2008.4.13 山吹の花が満開です。そして、山吹といえば玉鬘・・・
山吹の花を植えたくて緑化センターを探したことがありました。でも、季節が違ったのかなくてあきらめていたところ、別のホームセンターでもう売れないとばかりに奥の方に投げだされていた小さな鉢植えがあり、購入しました。
これも、木蓮のとき同様、50センチばかりの丈で、水遣りも放棄されていたからひからびていて、育つかなあと思いつつ植えたものです。そのときは「八重山吹」とあり、私としては一重が欲しかったのですが・・・
それが、ご覧のとおりの華やかさ。しかも、八重でなく、一重。楽しみに見守っていたのですが、年毎に増えてみるみる藪状態。種が落ちてどんどん株が増えるんです。ここまで成長するのにそんなに年数はかかりませんでした。リビングの正面に見えるような位置に植えたので、毎年春になると窓の外が黄金色に輝き豪勢です。
山吹は古い花のイメージがあるのでしょうか。ガーデニングのブームにあまりとりあげられない気がします。でも、私の庭感覚は基本的に源氏物語の「野分」なので、荒れた感じが好きなんです。庭作りとしては邪道なのを充分承知で。だから、なんでも、茂ったり、枝垂れたりするような風情ある木ばかり植えてしまいます。
mixi仲間に本物の庭師さんがいらして、その方がアップされる庭の木や花はそれは見事。取り合わせから植物の種類から、なにもかも当然として、私が一番感動するのはその植物の生気漲る葉の色。こってりと緑が深くて内部から輝いているんです。同じエビネを育てても、葉の色の深みが徹底的に違う・・・。私のエビネが可哀想になってぼやいたら、葉の下にワラを敷くといいですよって教えていただきました。じかに土がつかないように。
仕方ないですよね。手入れが違うんですから。私はほんとうは庭仕事って好きなんですが、原稿に集中すると気持が向かなくなって放りっ放しにする日が重なる。自然、庭は荒れ放題の「野分」状態。でも、もともとそれが好きだから、「風情あるなあ」なんて、勝手に悦にいっています。なのに、季節がめぐると、お花たちはきちんきちんと咲いてくれて、楽しませてくれてます。
源氏物語のなかで実際の植物としての山吹の記憶はないけれど、山吹色といえば玉鬘。光源氏が新春の晴着を容易するのに、それぞれの女性の個性にあった色の装束を択びます。それぞれ納得のいく選択のなかで、玉鬘は山吹の色の装束。若さが輝くばかりに匂いでているのがよくわかります。

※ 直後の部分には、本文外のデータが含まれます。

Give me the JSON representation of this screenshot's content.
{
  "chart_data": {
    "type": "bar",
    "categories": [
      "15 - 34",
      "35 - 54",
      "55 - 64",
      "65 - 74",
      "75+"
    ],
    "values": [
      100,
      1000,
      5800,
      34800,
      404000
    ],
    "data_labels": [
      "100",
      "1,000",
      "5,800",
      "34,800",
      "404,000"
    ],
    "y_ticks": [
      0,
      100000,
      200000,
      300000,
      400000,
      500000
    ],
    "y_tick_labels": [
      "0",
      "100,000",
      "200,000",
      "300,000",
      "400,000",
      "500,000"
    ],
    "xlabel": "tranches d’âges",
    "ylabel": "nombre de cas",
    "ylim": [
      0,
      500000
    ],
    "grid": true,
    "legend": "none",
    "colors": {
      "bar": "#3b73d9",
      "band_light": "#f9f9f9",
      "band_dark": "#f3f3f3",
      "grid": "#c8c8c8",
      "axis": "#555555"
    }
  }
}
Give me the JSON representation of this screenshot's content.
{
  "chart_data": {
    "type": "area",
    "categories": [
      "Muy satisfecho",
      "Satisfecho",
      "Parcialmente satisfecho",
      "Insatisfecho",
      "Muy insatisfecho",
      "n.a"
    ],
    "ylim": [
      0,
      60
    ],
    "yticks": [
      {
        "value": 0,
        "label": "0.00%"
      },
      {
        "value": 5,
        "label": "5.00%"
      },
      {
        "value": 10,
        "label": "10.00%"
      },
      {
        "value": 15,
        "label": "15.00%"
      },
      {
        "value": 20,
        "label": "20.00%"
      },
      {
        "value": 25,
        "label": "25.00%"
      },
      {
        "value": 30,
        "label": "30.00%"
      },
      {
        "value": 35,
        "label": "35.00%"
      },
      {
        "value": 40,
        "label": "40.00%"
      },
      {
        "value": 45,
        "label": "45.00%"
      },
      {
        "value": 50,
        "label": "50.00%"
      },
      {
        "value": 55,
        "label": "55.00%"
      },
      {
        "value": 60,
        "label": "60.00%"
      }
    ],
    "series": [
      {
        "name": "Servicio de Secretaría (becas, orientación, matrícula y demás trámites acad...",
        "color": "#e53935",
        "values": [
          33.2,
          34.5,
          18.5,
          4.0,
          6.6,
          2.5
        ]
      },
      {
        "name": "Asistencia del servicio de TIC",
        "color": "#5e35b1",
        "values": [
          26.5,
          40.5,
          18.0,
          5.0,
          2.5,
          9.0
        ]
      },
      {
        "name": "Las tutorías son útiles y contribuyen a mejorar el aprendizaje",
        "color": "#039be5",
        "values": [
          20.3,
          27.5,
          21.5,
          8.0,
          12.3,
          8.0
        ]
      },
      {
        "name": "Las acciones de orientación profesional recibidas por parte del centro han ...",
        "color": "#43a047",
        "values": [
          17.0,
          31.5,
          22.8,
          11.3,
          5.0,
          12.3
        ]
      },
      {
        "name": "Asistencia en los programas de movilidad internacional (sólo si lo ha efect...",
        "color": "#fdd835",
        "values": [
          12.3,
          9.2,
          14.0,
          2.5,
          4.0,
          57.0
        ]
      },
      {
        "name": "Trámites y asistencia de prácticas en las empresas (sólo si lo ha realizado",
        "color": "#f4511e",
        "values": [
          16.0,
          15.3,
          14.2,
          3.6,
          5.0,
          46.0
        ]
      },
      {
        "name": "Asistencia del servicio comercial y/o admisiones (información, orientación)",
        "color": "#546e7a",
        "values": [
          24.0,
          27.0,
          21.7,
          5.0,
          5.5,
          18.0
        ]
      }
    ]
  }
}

http://www.sachio-yoshioka.com/2002jp/0109/p7.html
でも、こんなことを恋人にされたら辛いでしょうね。実際、紫の上は、光源氏が明石の君のために択んだ高貴な紫と白い色に屈辱を感じます。現代の感覚からしても、この取り合わせには目をみはりますよね。ここのところ、読むたびに、作家としての紫式部の凄さを思います。